J’AI RAPIDEMENT ÉTÉ JUGÉ TROP PROCHE D’ALASSANE OUATTARA

Un ancien haut cadre de la rébellion décrit « un intellectuel rigoureux et posé » qui dénotait au milieu « des comzones soudards », dont le rôle était plus administratif que celui de « pivot politique » qu’on lui a longtemps prêté. « Soro a très vite eu des ambitions politiques, il a vu d’un très mauvais œil la proximité de Koné avec le RDR de Ouattara », affirme cette source. « C’était un environnement qui ne me convenait pas et j’ai rapidement été jugé trop proche d’Alassane Ouattara », confirme Amadou Koné.

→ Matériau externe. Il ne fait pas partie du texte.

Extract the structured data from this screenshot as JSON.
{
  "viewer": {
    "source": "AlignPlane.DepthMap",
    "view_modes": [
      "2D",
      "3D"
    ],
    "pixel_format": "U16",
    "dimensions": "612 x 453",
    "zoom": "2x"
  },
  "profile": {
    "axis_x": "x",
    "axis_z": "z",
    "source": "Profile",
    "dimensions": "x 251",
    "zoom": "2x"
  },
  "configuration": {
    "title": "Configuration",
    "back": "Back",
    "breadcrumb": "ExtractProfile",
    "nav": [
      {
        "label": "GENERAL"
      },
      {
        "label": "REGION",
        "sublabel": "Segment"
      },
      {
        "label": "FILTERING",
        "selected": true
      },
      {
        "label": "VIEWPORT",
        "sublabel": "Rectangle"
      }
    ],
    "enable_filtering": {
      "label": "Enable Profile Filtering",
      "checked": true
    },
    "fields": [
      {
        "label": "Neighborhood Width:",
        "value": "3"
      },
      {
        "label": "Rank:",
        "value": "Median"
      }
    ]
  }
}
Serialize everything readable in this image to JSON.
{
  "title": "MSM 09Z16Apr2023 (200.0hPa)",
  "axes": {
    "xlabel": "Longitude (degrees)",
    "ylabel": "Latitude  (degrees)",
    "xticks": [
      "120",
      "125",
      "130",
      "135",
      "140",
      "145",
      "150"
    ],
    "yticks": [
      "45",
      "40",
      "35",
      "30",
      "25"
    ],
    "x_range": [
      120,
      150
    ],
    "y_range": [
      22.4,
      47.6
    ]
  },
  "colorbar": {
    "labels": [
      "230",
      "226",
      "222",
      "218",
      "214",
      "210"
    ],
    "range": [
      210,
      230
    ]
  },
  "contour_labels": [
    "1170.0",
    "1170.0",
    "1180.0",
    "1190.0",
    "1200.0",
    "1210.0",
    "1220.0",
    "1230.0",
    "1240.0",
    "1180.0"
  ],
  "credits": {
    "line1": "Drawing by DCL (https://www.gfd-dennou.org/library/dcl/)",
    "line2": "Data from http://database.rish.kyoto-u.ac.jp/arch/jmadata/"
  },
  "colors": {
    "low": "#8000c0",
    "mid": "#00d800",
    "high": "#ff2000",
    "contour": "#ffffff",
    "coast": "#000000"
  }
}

Il décrit cependant une « expérience intéressante ». « J’ai pris soin de tout le monde pendant cette période. Mes portes étaient ouvertes à tous. J’ai protégé les autochtones baoulés et fait en sorte que les activités, les écoles notamment, reprennent pendant deux ans et demi. » Les habitants de Bouaké sauront-ils s’en souvenir lorsqu’ils éliront leur maire, à la fin de l’année ? En cas de victoire, Amadou Koné suivrait les traces de son mentor Adama Toungara, ancien ministre des Mines, qui fut maire de la commune d’Abobo pendant plus de quinze ans.